As instituições só podem ser persuadidas a agir sobre a violência contra mulheres e raparigas quando algum tipo de “desastre” ou “escândalo político” chega às manchetes. Jess Phillips Disse.

Phillips, ministra da Segurança e Violência contra Mulheres e Raparigas, disse que queria aproveitar o impulso obtido com os ficheiros de Epstein para pressionar por mudanças legislativas de longo prazo e maior apoio aos sobreviventes, em vez de se apressar a fazer anúncios políticos reativos.

escrevendo para o guardiãoO deputado trabalhista de Birmingham Yardley disse: “Se tudo o que conseguirmos com a coragem das vítimas de Epstein for o remorso e a tristeza, teremos falhado, a mudança será suficiente.

“A estratégia de longo prazo do governo deve ser exatamente isso – longo prazo. Estou orgulhoso do desafio que tentamos enfrentar, uma estratégia (de violência contra mulheres e meninas) que tem o investimento e a mudança do sistema no seu cerne, mas também não devemos deixá-la permanecer estagnada, deve ser retirada quando as ambições são satisfeitas e nunca deve ser retirada e acenada ou ignorada quando for politicamente conveniente fazê-lo. As vítimas de Epstein merecem melhor. São.”

Mas ela disse que se sentia “cansada, exausta e francamente extremamente irritada porque as mulheres e as crianças têm de esperar por uma crise para obter progressos”, e criticou a atitude de “derramar sangue primeiro e agir depois”.

Phillips disse que as vítimas de Epstein merecem que o governo garanta que “aqueles que abusaram delas sejam realmente responsabilizados para que não possam fazê-lo novamente”. Ele pediu investimento na prevenção para que “hoje haja menos chances de um futuro Epstein nas salas de aula da Grã-Bretanha”.

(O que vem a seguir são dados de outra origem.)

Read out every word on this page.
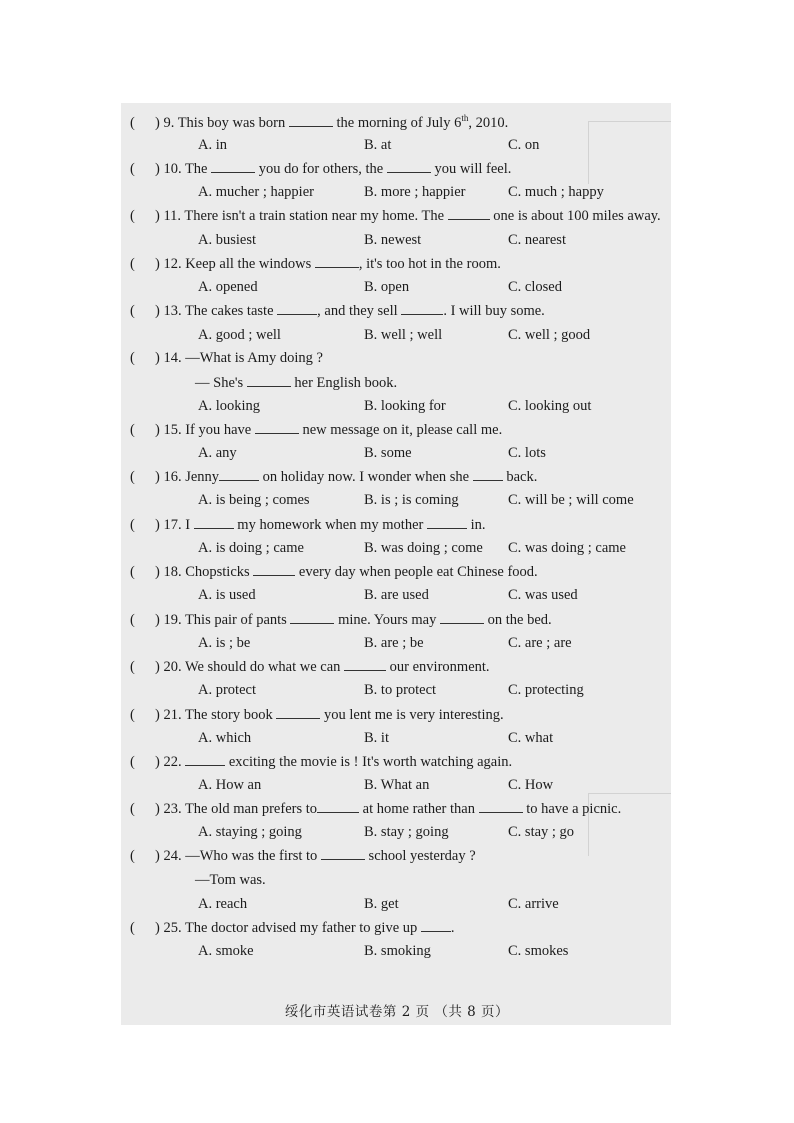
( ) 9. This boy was born	the morning of July 6th, 2010.
A. in	B. at	C. on
( ) 10. The	you do for others, the	you will feel.
A. mucher ; happier	B. more ; happier	C. much ; happy
( ) 11. There isn't a train station near my home. The	one is about 100 miles away.
A. busiest	B. newest	C. nearest
( ) 12. Keep all the windows	, it's too hot in the room.
A. opened	B. open	C. closed
( ) 13. The cakes taste	, and they sell	. I will buy some.
A. good ; well	B. well ; well	C. well ; good
( ) 14. —What is Amy doing ?
— She's	her English book.
A. looking	B. looking for	C. looking out
( ) 15. If you have	new message on it, please call me.
A. any	B. some	C. lots
( ) 16. Jenny	on holiday now. I wonder when she  back.
A. is being ; comes	B. is ; is coming	C. will be ; will come
( ) 17. I	my homework when my mother	in.
A. is doing ; came	B. was doing ; come C. was doing ; came
( ) 18. Chopsticks	every day when people eat Chinese food.
A. is used	B. are used	C. was used
( ) 19. This pair of pants	mine. Yours may	on the bed.
A. is ; be	B. are ; be	C. are ; are
( ) 20. We should do what we can	our environment.
A. protect	B. to protect	C. protecting
( ) 21. The story book	you lent me is very interesting.
A. which	B. it	C. what
( ) 22.	exciting the movie is ! It's worth watching again.
A. How an	B. What an	C. How
( ) 23. The old man prefers to	at home rather than	to have a picnic.
A. staying ; going	B. stay ; going	C. stay ; go
( ) 24. —Who was the first to	school yesterday ?
—Tom was.
A. reach	B. get	C. arrive
( ) 25. The doctor advised my father to give up .
A. smoke	B. smoking	C. smokes
绥化市英语试卷第 2 页 （共 8 页）
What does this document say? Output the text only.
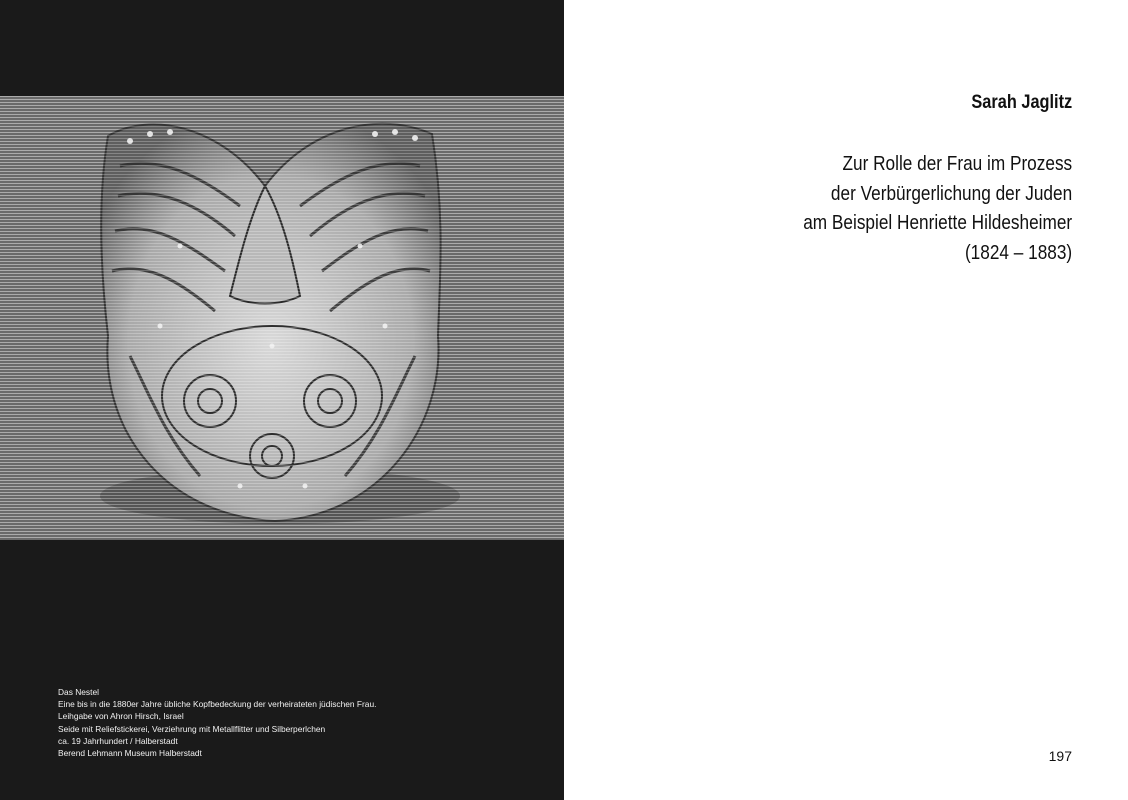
Das Nestel
Eine bis in die 1880er Jahre übliche Kopfbedeckung der verheirateten jüdischen Frau.
Leihgabe von Ahron Hirsch, Israel
Seide mit Reliefstickerei, Verziehrung mit Metallflitter und Silberperlchen
ca. 19 Jahrhundert / Halberstadt
Berend Lehmann Museum Halberstadt
Sarah Jaglitz
Zur Rolle der Frau im Prozess
der Verbürgerlichung der Juden
am Beispiel Henriette Hildesheimer
(1824 – 1883)
197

Phillips disse que as escolas deveriam receber as ferramentas para lidar com a forma como o abuso afecta os seus alunos, para evitar que se tornem perpetradores ou sobreviventes de abuso. Fotografia: Klaus Wedefelt/Getty Images

Ela escreveu: “Trabalhei sob muitos governos nesta questão, sempre pareceu monótono e nunca houve um investimento na prevenção. Temos de mudar isto, temos de redigir uma estratégia que realmente cumpra o nosso compromisso de reduzir para metade a violência contra mulheres e crianças”.

Ele disse que é necessário mais do que um “compromisso” para responsabilizar o governo e criar um senso de foco e, em vez disso, deve haver uma meta que seja “verdadeiramente alcançável e praticamente mensurável”.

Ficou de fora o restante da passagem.